C’est évidemment très violent, et bien souvent cru, mais aussi très intéressant sur le plan tactique. Les descriptions précises dépeignent la scène comme si on y était, les pieds dans la boue et la pluie sur le reste. Avec sa verve et son humour noir, l’auteur place quelques mots de vieux françois et anglois, et quelques critiques bien senties de la seule femme à l’encontre de la gente masculine.

Je me suis régalée !

La voix secrète

Michaël Mention

233 pages

Éditions 10/18, 2017

Fin de lecture 16 mars 2023

Du nom de Pierre-François Lacenaire, il ne me restait qu’un vague souvenir. Après recherches sur la toile, j’ai retrouvé sa trace dans le film Les Enfants du Paradis, de Marcel Carné, que j’avais visionné il y a bien longtemps. Poursuivant mon enquête, j’ai vu que la fiche Wikipedia de Lacenaire indique pour ses activités « poète, tueur en série, écrivain, duelliste ». Diantre ! conseillée par ma bibliothécaire experte en polars, je n’avais pas imaginé rencontrer l’hydre dans le roman de Michaël Mention.

Je me suis donc transportée dans le siècle de Louis-Philippe, homme d’argent, mais surtout à son propre profit, tant la misère règne avec lui à Paris.
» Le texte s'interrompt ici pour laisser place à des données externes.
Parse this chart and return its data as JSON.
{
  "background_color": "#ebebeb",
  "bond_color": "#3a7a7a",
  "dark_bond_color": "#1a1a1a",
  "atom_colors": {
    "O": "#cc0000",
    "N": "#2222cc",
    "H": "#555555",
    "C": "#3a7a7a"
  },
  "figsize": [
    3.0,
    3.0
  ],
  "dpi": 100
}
Fin 1835, Pierre Allard, chef de la sûreté parisienne, enquête sur des crimes d’enfants : tête coupée, déposée à un endroit bien visible, corps retrouvé quelques jours plus tard. Alors que Lacenaire est déjà emprisonné pour multiples meurtres et escroqueries (véridiques), il est suspecté pour ces assassinats en raison de leur mode opératoire, qui ressemble à ceux qu’il a commis. Sauf que Lacenaire ne s’en est jamais pris à des enfants.

Allard, qui a développé des liens d’amitié avec lui, va solliciter son concours pour résoudre l’affaire.

Ce court roman a le mérite de proposer tout à la fois une enquête policière dans un contexte historique de soulèvement de certains républicains contre la monarchie et de retracer les derniers moments de la vie de Lacenaire, inspirés de ses Mémoires écrits en prison.

On y découvre un homme complexe, érudit et imbu de lui-même, qui passe en revue les raisons de ses crimes : défavorisé par son père au profit d’un de ses frères, il a connu une vie mouvementée, fréquenté les pensionnats religieux qui l’ont entraîné vers l’athéisme. Et surtout, Lacenaire fustige les droits d’une haute société qui détient la richesse et vit confortablement tandis que le peuple, y compris les plus jeunes enfants, trime sans relâche pour quelques sous. Il attend donc son exécution avec impatience, tant il se sent mal à l’aise dans son siècle.

Cet aspect de victimisation de Lacenaire parviendrait presque à faire oublier qu’il a conclu qu’escroquer et dépouiller autrui lui a semblé plus opportun que travailler pour subvenir à ses besoins, qu’il profite de certains avantages dans sa cellule et que tuer sans vergogne ceux qui se placent en travers de ses envies est devenu une seconde nature…

Il faut avoir le cœur bien accroché pour lire les descriptions des corps décapités, des rues de Paris, de la morgue ou des Halles ! L’hygiène est absente, la puanteur est de mise. On visualise parfaitement les scènes de foule, et particulièrement celles où elle se presse, à la queue-leu-leu, pour aller identifier les corps exposés des jeunes enfants : c’est proprement sordide.

Michael Mention conjugue de manière intelligente le temps, les lieux, le contexte historique vérifié et le scénario policier qu’il invente. J’ai beaucoup apprécié et aurai plaisir à le laisser me téléporter dans d’autres époques.